March 22, 2022, 1:00 PM

“It’s too much to bear.”  I hear that phrase often.  Given the Ukrainian war, Covid pandemic, political divides and a deep, cold winter; I am, like many of us, tired of being afraid and experiencing what feels like an unending impasse.  I sense we are swimming in a rip tide.  We pray for rescue only to feel the tug of being pulled down under again and again.  We lament.  The overall burden of conflict feels like “It’s too much to bear.”

St. Francis was familiar with the exhaustion of leading a life that was too much to bear.  Once rich and arrogant, St. Francis was devastated by the effects of war, sickness and a year-long imprisonment at a young age.  During his incarceration, he slowed down, focused inward and became one with Christ.  In time, he began to interact with the things that gave life to his spirit including animals, birds, the sun, moon, stars, the poor and sick.  And, above all, he stayed away from the one thing that could take life from him, namely, forgetting about God. 

For us, Lent is an opening to melt the frozen tears of our sorrows and to find a hidden wonder in the mystery of simply “letting go.”  Lent calls to us to move slowly, breathe deeply, let our guard down, and like St. Francis, feel the newness of a Christ that runs through our veins and in all of creation. 

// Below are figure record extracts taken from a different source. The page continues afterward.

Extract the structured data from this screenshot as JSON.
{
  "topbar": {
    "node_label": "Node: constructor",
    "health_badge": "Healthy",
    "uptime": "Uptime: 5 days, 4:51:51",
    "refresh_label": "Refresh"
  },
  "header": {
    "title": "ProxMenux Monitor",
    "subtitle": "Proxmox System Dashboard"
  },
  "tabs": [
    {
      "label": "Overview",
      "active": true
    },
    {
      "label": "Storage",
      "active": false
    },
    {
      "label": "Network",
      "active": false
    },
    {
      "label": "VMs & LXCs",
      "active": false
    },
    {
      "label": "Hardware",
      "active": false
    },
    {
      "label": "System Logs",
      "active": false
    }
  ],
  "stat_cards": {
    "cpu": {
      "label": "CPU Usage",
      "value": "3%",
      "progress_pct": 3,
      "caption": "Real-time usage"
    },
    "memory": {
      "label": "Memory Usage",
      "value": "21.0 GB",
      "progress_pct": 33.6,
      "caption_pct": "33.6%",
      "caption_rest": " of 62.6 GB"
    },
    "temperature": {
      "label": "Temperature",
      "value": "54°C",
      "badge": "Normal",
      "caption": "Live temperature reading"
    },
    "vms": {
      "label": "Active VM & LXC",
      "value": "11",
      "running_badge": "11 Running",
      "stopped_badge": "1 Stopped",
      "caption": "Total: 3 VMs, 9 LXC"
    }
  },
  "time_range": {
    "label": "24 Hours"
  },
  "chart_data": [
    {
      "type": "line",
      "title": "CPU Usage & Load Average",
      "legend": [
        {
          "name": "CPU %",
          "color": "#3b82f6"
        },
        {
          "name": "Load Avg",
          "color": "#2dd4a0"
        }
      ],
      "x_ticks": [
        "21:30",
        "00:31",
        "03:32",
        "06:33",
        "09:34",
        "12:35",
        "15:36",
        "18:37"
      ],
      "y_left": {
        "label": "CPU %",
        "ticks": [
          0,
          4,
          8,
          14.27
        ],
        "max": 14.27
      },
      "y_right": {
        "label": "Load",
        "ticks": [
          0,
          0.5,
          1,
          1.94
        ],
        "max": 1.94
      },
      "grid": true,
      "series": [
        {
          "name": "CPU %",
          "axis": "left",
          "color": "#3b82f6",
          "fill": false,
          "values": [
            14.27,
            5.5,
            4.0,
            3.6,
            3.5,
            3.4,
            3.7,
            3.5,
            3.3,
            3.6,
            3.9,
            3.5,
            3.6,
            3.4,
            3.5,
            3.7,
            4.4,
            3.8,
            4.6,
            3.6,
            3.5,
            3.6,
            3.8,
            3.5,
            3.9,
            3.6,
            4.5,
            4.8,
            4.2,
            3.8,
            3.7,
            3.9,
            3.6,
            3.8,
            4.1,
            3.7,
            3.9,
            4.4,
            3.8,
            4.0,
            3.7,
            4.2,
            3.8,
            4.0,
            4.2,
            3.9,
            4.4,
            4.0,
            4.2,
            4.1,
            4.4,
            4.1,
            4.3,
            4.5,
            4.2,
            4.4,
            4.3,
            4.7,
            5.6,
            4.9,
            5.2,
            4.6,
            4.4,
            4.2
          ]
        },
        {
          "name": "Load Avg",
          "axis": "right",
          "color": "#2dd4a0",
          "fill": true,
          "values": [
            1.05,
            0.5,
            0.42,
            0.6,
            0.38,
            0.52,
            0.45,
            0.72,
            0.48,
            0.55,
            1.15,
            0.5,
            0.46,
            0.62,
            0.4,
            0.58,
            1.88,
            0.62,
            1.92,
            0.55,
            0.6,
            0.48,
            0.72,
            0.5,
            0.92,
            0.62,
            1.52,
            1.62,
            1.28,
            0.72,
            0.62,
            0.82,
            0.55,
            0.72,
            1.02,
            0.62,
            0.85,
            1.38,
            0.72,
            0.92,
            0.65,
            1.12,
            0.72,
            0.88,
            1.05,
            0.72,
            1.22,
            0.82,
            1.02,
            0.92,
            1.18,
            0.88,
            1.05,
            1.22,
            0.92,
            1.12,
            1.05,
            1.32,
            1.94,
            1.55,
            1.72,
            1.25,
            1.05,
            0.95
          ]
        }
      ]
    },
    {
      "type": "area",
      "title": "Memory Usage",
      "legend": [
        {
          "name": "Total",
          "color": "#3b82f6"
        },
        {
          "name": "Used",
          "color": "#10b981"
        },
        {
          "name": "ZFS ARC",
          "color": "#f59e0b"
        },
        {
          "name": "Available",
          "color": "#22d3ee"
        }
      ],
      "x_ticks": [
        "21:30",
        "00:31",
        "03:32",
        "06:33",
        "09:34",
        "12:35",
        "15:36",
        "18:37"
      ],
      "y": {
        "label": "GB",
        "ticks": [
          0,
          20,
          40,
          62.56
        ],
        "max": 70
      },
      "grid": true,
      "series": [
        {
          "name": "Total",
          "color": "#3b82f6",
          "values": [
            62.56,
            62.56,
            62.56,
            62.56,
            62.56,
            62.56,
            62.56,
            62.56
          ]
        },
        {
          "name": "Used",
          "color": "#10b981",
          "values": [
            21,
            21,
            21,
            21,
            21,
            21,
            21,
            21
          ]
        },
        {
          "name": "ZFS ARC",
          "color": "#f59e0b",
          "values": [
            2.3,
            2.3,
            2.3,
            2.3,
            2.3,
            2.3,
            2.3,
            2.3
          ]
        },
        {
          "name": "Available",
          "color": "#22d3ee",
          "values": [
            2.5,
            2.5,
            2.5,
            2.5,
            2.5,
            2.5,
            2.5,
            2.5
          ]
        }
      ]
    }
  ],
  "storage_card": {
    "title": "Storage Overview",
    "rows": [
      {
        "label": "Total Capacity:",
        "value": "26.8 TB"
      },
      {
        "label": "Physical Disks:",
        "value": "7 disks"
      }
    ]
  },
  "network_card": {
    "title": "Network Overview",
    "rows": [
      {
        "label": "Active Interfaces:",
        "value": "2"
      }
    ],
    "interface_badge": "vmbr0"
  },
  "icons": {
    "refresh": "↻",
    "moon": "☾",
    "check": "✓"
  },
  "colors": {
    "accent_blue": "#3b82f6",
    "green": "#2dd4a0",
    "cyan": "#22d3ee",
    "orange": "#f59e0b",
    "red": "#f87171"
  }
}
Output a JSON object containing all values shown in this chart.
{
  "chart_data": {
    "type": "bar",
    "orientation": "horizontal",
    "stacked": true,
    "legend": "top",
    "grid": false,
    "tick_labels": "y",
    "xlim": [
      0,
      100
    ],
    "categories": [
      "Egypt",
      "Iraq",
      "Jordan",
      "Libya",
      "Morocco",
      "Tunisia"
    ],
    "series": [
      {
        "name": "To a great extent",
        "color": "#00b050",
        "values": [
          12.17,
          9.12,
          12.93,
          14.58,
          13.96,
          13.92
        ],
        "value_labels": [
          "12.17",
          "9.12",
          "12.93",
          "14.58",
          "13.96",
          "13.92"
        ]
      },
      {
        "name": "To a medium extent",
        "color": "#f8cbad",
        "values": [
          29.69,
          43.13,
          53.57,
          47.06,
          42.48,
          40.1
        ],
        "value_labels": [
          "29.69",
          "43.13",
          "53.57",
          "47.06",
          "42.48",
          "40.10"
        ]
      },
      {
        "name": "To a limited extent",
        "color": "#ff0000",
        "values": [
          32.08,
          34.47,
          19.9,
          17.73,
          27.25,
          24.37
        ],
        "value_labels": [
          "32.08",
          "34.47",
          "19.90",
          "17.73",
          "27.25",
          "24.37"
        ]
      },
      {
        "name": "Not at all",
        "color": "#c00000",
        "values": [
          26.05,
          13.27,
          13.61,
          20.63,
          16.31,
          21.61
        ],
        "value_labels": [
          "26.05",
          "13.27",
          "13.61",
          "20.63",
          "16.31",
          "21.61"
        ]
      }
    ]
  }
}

As the prophet Isaiah said,

Do not remember the former things, or consider the things of old.  I am about to do a new thing; now it springs forth, do you not perceive it?  I will make a way in the wilderness and rivers in the desert.  (Is. 43:18-19)

The question for us is, “Are we holding onto a rigid view of God or do we perceive a new thing?”  Our promise from God is that which seems impossible will occur – even to the impossibility of finding a way out of an expansive wilderness, to jumping into a flowing river in the middle of a dry desert. 

And, the best part of this promise is that a “new thing” is already here and springing forth in our lives!  That includes the promise of not only an end to winter, but also of an end to war, pandemics, hunger, loneliness, fear and sorrow.  Instead of life being “too much to bear,” we are assured that we are deeply in the hidden goodness of Christ, and that Christ will continue to bear all things for us.